I found about it after the auction site notified me of the winning bid. I had contacted one of the Realtor listed on the Zillow site that the seller provided a link with. After contacting her through email. She went the next day to view the property that the link showed her which was an adjacent site. She then sent me a copy of the tax card that that county uses. Which show the actual value placed by the county. She then stated that the properties in that area area range from 500-3,500 per lot depending on the location to the lake. She also supplied photos of the lot she looked at.
The ad placed on line showed a mobile home with a photo of the kitchen. and priced at 39K. The County tax assessor lists the property at 4,000 and has a different photo of the building listed.
It was sold as is, But under the Dodd-Frank bill doesn't he have to put that correct value of the property?

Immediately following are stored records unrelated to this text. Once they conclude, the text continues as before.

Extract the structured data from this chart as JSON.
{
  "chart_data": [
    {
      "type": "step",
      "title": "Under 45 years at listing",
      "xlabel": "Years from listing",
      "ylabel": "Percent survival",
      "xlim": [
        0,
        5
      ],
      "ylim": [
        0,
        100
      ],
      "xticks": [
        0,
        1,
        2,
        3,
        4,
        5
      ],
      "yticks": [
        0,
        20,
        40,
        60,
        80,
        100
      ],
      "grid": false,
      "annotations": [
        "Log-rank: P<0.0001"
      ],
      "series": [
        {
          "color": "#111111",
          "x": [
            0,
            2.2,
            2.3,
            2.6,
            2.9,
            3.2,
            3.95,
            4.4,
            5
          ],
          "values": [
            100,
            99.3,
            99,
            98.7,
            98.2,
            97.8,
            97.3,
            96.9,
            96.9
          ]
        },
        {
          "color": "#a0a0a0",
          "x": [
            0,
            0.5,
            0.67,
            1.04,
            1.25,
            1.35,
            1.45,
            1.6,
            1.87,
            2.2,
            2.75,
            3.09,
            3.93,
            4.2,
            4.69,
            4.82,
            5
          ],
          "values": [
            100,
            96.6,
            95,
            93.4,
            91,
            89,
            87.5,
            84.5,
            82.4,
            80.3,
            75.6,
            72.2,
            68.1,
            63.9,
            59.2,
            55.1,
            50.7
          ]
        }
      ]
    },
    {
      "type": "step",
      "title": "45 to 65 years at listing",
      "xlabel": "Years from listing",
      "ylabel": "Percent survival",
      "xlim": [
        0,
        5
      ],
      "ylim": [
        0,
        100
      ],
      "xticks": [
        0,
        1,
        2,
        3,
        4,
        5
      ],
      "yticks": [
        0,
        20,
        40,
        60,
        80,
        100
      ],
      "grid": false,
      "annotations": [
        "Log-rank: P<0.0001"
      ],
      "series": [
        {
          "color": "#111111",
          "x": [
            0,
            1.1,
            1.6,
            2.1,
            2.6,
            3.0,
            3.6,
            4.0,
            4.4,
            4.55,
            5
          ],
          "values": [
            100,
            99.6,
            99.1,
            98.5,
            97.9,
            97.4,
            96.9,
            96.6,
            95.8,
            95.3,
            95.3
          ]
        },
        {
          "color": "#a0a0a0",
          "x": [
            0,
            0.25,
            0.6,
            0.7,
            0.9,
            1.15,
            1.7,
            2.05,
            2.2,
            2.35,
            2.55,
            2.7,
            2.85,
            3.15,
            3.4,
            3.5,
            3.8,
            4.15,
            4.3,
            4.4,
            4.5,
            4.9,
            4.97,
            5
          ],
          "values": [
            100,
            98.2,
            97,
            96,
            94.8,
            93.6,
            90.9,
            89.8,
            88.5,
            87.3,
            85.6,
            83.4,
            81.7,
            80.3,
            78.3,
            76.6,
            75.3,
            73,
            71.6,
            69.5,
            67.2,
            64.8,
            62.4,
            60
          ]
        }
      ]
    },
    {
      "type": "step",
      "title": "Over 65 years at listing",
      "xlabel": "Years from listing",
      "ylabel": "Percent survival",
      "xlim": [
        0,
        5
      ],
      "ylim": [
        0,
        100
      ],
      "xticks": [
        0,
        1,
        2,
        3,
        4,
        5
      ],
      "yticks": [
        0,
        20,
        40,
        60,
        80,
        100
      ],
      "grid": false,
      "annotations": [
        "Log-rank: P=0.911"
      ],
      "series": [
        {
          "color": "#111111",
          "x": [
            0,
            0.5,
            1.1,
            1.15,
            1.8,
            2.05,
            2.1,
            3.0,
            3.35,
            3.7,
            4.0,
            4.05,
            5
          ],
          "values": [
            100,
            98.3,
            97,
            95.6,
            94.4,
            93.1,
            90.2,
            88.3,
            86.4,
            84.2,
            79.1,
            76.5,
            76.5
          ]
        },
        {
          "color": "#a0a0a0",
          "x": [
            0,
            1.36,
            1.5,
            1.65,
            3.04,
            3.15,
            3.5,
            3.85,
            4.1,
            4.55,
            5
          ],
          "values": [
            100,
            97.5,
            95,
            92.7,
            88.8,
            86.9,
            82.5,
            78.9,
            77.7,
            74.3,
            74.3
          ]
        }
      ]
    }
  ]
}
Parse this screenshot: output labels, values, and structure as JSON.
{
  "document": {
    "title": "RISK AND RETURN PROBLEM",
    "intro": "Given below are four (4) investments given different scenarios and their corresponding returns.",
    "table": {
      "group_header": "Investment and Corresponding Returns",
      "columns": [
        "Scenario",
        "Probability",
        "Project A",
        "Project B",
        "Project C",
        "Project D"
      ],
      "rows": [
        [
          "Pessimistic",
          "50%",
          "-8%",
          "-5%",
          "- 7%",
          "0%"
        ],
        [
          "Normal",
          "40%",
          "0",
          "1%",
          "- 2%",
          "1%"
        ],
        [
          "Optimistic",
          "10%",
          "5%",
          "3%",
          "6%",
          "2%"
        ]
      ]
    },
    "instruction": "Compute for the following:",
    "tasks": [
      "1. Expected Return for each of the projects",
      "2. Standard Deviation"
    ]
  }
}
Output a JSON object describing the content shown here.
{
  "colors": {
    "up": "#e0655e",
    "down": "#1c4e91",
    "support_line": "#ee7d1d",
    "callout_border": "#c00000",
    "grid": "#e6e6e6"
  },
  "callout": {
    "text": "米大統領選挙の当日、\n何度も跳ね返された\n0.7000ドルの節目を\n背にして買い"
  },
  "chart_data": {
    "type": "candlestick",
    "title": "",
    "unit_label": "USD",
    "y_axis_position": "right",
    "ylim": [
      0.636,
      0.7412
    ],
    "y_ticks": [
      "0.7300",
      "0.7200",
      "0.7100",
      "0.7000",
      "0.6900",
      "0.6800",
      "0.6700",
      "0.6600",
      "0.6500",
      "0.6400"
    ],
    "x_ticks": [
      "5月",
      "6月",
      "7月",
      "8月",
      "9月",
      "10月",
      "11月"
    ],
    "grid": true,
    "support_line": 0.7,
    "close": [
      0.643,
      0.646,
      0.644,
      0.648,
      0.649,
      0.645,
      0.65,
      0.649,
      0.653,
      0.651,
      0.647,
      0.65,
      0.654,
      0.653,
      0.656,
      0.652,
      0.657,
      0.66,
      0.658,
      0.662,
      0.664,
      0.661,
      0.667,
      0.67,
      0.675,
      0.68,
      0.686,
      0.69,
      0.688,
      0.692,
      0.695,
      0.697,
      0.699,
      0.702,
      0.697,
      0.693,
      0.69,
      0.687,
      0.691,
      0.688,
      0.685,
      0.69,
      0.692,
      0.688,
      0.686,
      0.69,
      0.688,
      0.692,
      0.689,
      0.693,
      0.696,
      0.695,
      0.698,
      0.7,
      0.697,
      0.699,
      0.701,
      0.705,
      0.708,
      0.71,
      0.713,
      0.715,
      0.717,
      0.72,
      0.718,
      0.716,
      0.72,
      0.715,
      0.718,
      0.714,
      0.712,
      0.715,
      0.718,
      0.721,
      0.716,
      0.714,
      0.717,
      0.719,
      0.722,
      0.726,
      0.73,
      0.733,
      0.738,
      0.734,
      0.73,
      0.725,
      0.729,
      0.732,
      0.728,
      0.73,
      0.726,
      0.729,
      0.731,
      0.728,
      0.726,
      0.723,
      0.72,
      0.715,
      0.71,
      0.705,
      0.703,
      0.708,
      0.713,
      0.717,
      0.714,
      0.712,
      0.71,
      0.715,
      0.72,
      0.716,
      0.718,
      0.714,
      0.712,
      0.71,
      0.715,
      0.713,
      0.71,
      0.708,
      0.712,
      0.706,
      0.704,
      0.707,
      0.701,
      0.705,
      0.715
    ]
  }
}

Jeff,He absolutely does have the duty to accurately reflect the value of the property, describe amenities or defects with the property, and provide you with as honest of an evaluation as possible. If the assessment showed the value to be $40K and it was actually $4K, that is a most substantial difference in value, and I can see why you believed that this was a fraudulent transaction. This is something the state's Attorney General's office would likewise need to review and investigate (IC3 is more for online scams such as overseas money or lottery scams although they can likewise review this as a potential violation). However the seller's demand for proof is likewise valid--if you are accusing him of substantially misrepresenting the state and value of the lot, you are required to substantiate your claims--sending evidence based on actual images based on what you were sold, and actual assessment value is exactly what you need to do so as to try to cancel this contract.Good luck.
He has decided that I am just too much trouble and has decided to refund my money.